Python for Bioinformatics: Chunks of sequence in Python

Saturday, January 23, 2010

Chunks of sequence in Python

I achieved enlightenment in Python this morning. It's quite exciting :)

I asked a question on Stack Overflow about generating "chunks" of sequence, which is an everyday thing in bioinformatics: a DNA seq -> groups of 3 nt per codon. I do this in a simple way (as discussed here).

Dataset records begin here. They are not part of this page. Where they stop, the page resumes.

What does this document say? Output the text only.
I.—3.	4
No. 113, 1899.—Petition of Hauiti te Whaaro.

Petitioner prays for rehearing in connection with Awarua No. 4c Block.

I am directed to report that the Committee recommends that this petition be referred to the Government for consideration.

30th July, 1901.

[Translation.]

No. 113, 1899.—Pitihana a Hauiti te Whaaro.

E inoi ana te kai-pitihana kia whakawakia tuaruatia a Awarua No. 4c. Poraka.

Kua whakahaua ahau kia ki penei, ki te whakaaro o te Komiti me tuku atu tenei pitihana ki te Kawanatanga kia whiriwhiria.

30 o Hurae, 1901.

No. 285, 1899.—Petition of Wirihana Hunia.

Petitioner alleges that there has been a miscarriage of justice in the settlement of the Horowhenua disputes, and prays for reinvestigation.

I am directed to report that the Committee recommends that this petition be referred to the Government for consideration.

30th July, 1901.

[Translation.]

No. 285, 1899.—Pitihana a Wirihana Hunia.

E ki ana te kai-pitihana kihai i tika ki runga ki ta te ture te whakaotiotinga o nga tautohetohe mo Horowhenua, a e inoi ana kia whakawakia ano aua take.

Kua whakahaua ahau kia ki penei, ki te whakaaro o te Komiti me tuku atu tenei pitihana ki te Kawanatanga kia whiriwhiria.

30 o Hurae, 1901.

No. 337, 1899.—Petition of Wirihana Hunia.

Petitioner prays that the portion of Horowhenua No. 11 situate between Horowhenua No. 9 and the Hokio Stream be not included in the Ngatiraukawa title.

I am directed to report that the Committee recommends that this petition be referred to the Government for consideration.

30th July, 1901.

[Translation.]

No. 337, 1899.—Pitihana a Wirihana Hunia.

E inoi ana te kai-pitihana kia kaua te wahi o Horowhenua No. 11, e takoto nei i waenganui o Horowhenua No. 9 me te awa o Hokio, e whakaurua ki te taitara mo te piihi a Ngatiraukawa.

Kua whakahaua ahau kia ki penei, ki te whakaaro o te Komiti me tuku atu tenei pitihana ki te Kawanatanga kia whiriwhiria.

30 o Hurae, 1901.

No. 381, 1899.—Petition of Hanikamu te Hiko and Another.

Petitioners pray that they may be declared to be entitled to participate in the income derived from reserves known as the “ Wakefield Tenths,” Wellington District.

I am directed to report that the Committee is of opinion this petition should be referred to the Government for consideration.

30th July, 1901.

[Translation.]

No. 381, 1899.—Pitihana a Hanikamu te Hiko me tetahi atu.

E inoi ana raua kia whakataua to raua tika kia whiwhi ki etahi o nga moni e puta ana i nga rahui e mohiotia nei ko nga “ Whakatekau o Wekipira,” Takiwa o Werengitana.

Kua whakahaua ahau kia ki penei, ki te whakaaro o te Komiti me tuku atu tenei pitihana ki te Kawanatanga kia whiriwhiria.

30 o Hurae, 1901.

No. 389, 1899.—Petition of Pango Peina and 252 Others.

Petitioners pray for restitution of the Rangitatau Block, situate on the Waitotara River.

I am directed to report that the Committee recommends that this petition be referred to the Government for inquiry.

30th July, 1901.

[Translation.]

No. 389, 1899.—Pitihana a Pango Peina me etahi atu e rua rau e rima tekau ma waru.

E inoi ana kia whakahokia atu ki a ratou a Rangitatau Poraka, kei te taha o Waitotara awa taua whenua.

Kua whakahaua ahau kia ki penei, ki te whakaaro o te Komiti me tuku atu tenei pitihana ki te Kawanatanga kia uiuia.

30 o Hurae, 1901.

And one of the answers to this question (look for "chunks") is the same as my method but employs a generator.

However, many (most?) people prefer this solution (from the recipes section of the itertools docs)

def grouper(n, iterable, fillvalue=None):
    "grouper(3, 'ABCDEFG', 'x') --> ABC DEF Gxx"
    args = [iter(iterable)] * n
    return izip_longest(fillvalue=fillvalue, *args)

Where the docs for izip_longest (renamed zip_longest in Python 3) show this:

def izip_longest(*args, **kwds):
    # izip_longest('ABCD', 'xy', fillvalue='-') --> Ax By C- D-

I've been trying to understand how this works. On the first line of grouper we have:

args = [iter(iterable)] * n

>>> iter('abc')
<iterator object at 0x10048b890>

So we're just making an iterator out of the iterable thing (string, list, tuple, set ...), and putting n copies of the same object into a list. That's the key---multiple copies of the same object.

>>> for obj in [iter('abc')]*3:
...     print obj
... 
<iterator object at 0x10048b890>
<iterator object at 0x10048b890>
<iterator object at 0x10048b890>

The *args part is just Python-speak for being able to pass a list of arguments (whose length isn't specified) into a function and then have Python "unpack" the arguments and use them. You can't look at what *args does directly, but only as part of a function's arguments:

>>> *[iter('abc')]*3
  File "", line 1
    *[iter('abc')]*3
    ^
SyntaxError: invalid syntax

>>> def popper(*args):
...     for e in args:
...         print e.next()
... 
>>> popper(*[iter('abc')]*3)
a
b
c

So... when we feed izip_longest multiple copies of the same iterator object in a list, and it tries to do its thing:

izip_longest(*args)

To make the first "group", it starts by grabbing the first element in our <iterator object at 0x10048b890>, giving 'a', plus the first element from <iterator object at 0x10048b890>, which now gives 'b', plus the first element from <iterator object at 0x10048b890>, which gives 'c'.

Popping the "first" element from the same iterator object a second time gives the second element, because the first is already gone.

Don't know how clear that is to you, but it makes sense to me now. The key is multiples of the same iterator object.